In a recent interview with the SpelunkyCast, series creator Derek Yu explained that one key design pillar for this sequel was to make it feel more like an open-world game, where the likelihood of seeing “every” major gameplay element in a single run is less likely. If you’re going to play the game over and over, Yu figures, why should it always lead from the mines to the jungle to the ice caves? Hence, the first huge change comes from a forking path in every run, where players get multiple “world” options after roughly every four levels. When the environment is about to change, you’ll have access to at least two doors, and these diverge drastically in terms of the enemies, challenges, and traps ahead.
Without getting too spoilery, some of these environmental changes include new twists on “liquid” physics. Think about Spelunky HD, where you might feel compelled to blow a hole into a wall using one of your limited bombs to reach treasure or make progress. That still factors into Spelunky 2, but now, think about volumes of liquid that might be shifted or loosed by a bomb, either intentionally or accidentally. Does that liquid contain items? If you swim through that liquid (a new maneuver in this game), could you reach new places? Might that liquid harm you in one way or another? And if you have a freeze ray handy, can you turn dangerous enemies into floating blocks of ice?
In our early tests, Ars Technica’s Kyle Orland and I had different opinions about these branching paths: which ones are safer, more fruitful, or more interesting. Neither of us dislikes anything in these branching paths. It’s just different enough to foster a compelling disagreement—which, gosh, is absolute juice for a game that lives and dies by procedural generation. A great random-adventure game should not only be fun but foster great watercooler talk among fans: “…and that got the shopkeeper angry, but then he got squashed, so I rushed to get his loot, only to have a horned lizard trap me in a corner!”

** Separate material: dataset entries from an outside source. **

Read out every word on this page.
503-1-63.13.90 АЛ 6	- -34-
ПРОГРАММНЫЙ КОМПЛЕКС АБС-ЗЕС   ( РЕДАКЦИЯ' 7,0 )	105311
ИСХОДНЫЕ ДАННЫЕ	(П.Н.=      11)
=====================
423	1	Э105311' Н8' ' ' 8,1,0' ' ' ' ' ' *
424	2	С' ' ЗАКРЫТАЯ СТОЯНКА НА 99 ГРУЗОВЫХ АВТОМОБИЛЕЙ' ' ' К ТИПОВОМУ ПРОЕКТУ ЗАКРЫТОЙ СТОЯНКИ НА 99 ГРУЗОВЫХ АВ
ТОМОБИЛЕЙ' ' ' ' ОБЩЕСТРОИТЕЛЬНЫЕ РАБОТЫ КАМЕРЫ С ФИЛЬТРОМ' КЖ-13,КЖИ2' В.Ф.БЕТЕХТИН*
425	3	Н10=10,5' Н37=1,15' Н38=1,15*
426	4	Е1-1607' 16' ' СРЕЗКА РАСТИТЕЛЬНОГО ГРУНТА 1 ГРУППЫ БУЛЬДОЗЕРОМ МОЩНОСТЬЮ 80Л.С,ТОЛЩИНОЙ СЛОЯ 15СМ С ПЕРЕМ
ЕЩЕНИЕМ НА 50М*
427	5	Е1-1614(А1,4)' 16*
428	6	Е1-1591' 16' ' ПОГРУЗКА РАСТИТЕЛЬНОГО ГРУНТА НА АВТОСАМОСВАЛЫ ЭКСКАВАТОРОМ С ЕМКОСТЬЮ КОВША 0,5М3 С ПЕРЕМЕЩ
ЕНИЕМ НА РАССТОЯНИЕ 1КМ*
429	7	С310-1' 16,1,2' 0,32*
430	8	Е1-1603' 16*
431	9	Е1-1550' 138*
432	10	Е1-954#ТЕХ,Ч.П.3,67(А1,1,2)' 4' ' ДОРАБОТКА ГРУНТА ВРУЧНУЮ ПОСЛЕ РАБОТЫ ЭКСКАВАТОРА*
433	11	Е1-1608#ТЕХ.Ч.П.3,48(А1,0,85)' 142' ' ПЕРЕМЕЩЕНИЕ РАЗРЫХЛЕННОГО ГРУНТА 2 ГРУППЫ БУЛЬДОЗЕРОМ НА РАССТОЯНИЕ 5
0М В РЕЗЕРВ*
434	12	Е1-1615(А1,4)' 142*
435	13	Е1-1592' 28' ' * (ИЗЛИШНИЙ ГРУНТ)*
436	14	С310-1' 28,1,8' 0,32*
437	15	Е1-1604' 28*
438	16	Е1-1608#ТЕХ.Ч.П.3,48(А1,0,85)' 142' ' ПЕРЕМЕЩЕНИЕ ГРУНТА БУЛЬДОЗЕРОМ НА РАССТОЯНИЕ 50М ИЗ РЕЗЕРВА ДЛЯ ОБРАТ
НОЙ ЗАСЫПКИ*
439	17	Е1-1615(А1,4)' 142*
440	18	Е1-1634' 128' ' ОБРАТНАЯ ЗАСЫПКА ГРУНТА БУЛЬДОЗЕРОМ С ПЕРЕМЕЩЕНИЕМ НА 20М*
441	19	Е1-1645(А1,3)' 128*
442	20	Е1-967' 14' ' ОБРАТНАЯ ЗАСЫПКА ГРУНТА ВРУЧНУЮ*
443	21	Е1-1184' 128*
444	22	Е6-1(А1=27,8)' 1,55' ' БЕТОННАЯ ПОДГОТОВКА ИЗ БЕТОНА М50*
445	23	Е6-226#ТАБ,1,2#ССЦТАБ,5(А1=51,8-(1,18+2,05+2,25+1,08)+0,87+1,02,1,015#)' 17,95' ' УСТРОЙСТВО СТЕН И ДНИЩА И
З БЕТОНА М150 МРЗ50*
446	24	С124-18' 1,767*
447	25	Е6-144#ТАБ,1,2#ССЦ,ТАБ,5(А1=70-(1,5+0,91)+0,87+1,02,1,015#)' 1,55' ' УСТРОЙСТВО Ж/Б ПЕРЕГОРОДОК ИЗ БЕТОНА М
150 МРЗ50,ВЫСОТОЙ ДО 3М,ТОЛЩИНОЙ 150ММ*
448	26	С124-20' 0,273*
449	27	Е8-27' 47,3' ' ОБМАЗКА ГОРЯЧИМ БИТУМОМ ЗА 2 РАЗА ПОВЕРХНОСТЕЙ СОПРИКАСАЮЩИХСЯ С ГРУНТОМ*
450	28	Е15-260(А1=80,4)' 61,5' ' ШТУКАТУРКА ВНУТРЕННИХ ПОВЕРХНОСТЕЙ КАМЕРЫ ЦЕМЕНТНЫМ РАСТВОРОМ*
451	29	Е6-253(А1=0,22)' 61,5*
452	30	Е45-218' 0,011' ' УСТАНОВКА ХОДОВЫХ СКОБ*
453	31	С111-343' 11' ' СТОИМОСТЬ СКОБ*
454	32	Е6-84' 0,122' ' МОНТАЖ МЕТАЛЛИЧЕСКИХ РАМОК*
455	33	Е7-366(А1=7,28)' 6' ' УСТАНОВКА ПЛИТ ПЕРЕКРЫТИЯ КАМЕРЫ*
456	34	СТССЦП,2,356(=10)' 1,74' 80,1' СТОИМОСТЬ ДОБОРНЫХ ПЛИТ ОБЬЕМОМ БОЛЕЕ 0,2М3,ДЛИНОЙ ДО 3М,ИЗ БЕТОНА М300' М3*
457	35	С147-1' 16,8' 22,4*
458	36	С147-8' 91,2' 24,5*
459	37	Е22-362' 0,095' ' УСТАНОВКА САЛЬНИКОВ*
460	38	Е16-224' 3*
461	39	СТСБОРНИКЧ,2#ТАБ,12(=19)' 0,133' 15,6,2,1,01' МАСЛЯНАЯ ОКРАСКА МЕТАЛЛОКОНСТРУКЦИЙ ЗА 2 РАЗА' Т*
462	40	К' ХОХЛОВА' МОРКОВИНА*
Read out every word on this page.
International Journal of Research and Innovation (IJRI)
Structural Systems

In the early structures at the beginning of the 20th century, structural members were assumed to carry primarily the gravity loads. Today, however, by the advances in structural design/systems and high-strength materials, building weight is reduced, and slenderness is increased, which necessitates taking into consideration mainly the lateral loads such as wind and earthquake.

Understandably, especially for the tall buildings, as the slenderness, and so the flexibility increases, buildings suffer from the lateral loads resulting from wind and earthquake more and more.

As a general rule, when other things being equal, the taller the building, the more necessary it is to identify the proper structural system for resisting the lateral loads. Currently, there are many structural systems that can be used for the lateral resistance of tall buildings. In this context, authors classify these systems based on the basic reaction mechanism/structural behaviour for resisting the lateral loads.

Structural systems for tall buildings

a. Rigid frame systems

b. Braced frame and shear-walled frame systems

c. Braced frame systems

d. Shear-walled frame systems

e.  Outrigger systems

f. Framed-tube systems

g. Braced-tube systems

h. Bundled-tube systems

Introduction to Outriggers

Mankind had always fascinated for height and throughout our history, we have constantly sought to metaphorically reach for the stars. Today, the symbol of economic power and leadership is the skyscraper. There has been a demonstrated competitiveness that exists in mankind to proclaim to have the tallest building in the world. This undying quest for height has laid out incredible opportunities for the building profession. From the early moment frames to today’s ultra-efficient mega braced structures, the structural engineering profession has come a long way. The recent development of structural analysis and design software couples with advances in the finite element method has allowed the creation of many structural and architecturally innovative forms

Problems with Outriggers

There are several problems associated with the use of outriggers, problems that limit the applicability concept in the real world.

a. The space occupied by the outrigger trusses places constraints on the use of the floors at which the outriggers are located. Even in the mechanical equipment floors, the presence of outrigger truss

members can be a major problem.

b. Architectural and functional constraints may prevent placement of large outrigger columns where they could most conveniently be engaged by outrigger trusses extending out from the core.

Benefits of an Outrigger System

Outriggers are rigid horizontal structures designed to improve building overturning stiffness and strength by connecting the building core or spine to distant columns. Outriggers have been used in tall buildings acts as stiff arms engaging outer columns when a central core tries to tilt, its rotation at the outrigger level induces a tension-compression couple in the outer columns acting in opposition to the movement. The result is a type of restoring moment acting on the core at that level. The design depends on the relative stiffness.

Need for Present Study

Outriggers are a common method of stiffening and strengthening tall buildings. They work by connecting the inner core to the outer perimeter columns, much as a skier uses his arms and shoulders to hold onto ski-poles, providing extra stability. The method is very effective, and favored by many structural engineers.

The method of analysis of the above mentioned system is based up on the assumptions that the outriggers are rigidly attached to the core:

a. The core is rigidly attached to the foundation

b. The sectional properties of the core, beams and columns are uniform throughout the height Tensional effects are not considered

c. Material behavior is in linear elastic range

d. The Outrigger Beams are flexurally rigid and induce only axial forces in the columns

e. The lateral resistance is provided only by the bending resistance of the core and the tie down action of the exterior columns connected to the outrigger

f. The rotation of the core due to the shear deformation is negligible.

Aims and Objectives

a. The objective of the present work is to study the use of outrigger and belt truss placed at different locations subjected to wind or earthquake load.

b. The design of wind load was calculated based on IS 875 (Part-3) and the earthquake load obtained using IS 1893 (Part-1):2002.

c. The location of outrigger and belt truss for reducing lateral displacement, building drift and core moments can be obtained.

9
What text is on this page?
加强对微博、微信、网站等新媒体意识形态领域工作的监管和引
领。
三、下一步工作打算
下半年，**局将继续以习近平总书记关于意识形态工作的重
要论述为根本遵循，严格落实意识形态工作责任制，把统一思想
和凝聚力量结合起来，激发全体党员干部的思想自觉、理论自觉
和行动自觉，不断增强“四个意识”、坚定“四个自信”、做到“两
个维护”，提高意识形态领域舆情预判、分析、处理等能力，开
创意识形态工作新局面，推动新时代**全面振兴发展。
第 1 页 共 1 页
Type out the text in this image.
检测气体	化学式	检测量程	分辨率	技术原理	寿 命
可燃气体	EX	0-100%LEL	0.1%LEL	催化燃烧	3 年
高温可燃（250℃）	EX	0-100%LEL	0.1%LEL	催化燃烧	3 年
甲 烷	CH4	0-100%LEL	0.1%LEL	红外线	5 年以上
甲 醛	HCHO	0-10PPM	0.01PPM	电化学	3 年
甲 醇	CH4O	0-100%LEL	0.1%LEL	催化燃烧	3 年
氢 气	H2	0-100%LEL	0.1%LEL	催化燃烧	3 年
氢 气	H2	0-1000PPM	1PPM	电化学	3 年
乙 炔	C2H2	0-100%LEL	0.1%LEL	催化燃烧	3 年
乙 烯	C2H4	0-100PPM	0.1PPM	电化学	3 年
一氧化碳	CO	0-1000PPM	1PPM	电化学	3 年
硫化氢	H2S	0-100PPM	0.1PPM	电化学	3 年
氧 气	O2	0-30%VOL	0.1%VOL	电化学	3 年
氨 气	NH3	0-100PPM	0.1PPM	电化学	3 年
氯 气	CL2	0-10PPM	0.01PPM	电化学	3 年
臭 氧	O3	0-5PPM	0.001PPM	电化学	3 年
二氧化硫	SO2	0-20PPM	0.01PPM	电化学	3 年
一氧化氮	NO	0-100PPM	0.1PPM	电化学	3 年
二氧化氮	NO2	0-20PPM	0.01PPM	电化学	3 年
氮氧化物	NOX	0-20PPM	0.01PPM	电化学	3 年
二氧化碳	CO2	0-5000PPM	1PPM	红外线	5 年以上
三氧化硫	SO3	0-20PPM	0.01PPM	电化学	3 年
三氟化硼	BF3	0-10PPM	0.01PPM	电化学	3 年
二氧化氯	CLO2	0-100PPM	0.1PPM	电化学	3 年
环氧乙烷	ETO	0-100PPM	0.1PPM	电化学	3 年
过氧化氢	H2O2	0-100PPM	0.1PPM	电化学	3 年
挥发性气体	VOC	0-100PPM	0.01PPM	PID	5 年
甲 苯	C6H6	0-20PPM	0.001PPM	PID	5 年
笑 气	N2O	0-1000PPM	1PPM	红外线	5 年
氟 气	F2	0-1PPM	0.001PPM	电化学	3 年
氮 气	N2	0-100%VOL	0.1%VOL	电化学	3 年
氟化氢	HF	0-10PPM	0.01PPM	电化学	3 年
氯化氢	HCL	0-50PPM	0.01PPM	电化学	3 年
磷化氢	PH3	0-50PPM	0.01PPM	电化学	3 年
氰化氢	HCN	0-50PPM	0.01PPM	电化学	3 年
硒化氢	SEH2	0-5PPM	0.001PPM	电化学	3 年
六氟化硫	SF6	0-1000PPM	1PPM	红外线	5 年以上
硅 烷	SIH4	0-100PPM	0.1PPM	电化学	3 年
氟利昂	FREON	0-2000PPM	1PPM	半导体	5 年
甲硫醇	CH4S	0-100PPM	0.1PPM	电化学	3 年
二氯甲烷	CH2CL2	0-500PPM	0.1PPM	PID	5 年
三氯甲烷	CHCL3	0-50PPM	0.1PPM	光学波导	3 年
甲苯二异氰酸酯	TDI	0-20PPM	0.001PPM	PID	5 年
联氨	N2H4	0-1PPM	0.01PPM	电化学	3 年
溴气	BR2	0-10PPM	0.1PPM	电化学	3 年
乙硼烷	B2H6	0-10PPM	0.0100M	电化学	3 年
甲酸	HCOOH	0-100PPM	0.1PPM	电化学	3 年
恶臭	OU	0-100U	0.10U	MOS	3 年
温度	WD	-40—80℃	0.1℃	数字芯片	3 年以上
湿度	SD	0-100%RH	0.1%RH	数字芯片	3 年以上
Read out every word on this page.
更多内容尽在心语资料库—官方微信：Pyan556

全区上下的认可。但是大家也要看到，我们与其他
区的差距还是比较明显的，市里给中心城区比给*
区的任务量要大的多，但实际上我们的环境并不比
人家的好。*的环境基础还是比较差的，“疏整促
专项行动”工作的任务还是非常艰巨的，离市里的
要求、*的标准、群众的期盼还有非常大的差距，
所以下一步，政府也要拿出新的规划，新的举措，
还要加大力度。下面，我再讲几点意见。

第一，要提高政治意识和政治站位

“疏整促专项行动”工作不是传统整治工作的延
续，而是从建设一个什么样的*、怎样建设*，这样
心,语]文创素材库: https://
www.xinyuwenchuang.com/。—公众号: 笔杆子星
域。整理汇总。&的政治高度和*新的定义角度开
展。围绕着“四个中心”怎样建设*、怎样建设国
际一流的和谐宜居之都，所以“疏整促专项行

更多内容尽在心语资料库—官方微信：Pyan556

Beyond that major change, there’s just more of everything. More store types, including some that let you trade your accumulated wealth for slot-machine bonuses or tickets into mysterious, treasure-filled vaults. More items, including a deadly crossbow that can be reloaded with any arrow you find (particularly the ones that shoot out of traps). And more foes and creatures who remix every level with new, dangerous possibilities to look out for, like pesky moles who crawl into and out of ceilings and floors—and thus turn seemingly innocent tunnels full of treasure into potential death traps.